Noch hundert Male weniger hat die Socialdemokratie mit Nobiling zu schaffen. Dieser Nobiling war ein Aristokrat vom reinsten Wasser. Unter uns Socialisten war er vollständig unbekannt, sehr befreundet aber war er mit den erbittertsten Gegnern unserer Sache: Der Professor Roscher[WS 7] in Leipzig hat ihn empfohlen und unter dem Professor Böhmert[WS 8] in Dresden arbeitete er. Er war kein Mitglied unserer Partei, er las kein socialdemokratisches Blatt und er schrieb für keines nur eine Zeile. Wohl aber schrieb er für den „Capitalist“, ein Börsenblatt, das früher in Stuttgart herausgegeben wurde, wohl aber spielte er an der Berliner Börse, war also ein Börsenjobber. Und der soll Socialdemokrat sein? Die das in den Blättern schreiben, sie glauben es selber nicht, aber das Volk halten sie für dumm genug, um ihm einen solchen Bären aufbinden zu können.

Nicht wegen der Attentate werden wir Socialisten jetzt verfolgt; unsere Gegner wissen wohl, daß wir daran so unschuldig sind wie ein neugeborenes Kind. Die Attentate sind nur ein nichtsnutziger Vorwand, der wahre Grund Socialistenhetze ruht darin, daß wir Socialisten das arme Volk befreien wollen von dem Druck der Geldprotzen, der Regierung und der Pfaffen. Das ist unser Verbrechen. Weil wir entschlossene und unbestechliche Advokaten des armen Volkes sind, suchen die Feinde des armen Volkes uns auszurotten, damit sie mit dem Volke ungestört machen können, was sie wollen.
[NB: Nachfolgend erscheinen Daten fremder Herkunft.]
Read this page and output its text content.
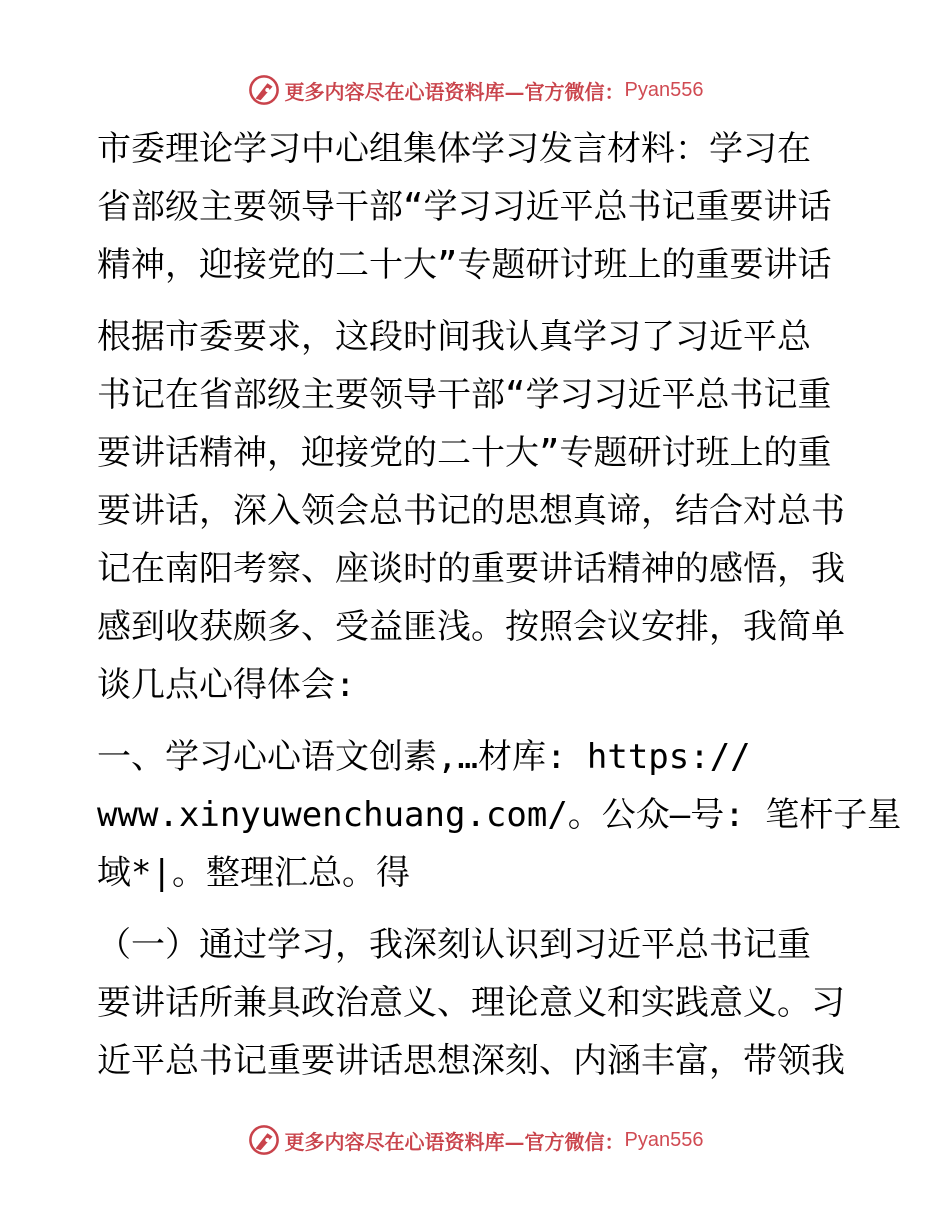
更多内容尽在心语资料库—官方微信： Pyan556
市委理论学习中心组集体学习发言材料：学习在
省部级主要领导干部“学习习近平总书记重要讲话
精神，迎接党的二十大”专题研讨班上的重要讲话
根据市委要求，这段时间我认真学习了习近平总
书记在省部级主要领导干部“学习习近平总书记重
要讲话精神，迎接党的二十大”专题研讨班上的重
要讲话，深入领会总书记的思想真谛，结合对总书
记在南阳考察、座谈时的重要讲话精神的感悟，我
感到收获颇多、受益匪浅。按照会议安排，我简单
谈几点心得体会:
一、学习心心语文创素,…材库: https://
www.xinyuwenchuang.com/。公众—号: 笔杆子星
域*|。整理汇总。得
（一）通过学习，我深刻认识到习近平总书记重
要讲话所兼具政治意义、理论意义和实践意义。习
近平总书记重要讲话思想深刻、内涵丰富，带领我
更多内容尽在心语资料库—官方微信： Pyan556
Arbeiter, Kleinmeister, Kleinbauern und Subalternbeamte! wenn Ihr Euch beirren lasset durch die zahllosen, gehässigen Verleumdungen, die man jetzt gegen uns ausstreut, wenn Ihr Euch von uns abwendet und unsere Gegner triumphiren lasset, dann schadet Ihr Euch selbst am allermeisten, denn Ihr seid dann um Eure besten Freunde betrogen! Darum

trau! schau! wem?

     Heilbronn, den 10. Juni 1878.

Die socialistische Arbeiterpartei.
Druck der Genossenschaftsbuchdruckerei in Stuttgart.   Verantwortlicher Herausgeber: Gustav Kittler in Heilbronn.

Anmerkungen (Wikisource)

  1. Vorlage: besserer
  2. Heinrich Heine: Deutschland. Ein Wintermährchen (1844)
  3. Nur drei Wochen nach dem missglückten Attentat Max Hödels auf den deutschen Kaiser Wilhelm I. vom 11. Mai 1878 wurde am 2. Juni von Karl Eduard Nobiling ein weiteres Attentat auf den Kaiser verübt, bei dem dieser durch zwei Schrotschüsse schwer verwundet wurde.
  4. Karl Eduard Nobiling (1848–1878)
  5. Wilhelm I. (1797–1888)
  6. Max Hödel (1857–1878)
  7. Wilhelm Roscher (1817–1894)
  8. Viktor Böhmert (1829–1918)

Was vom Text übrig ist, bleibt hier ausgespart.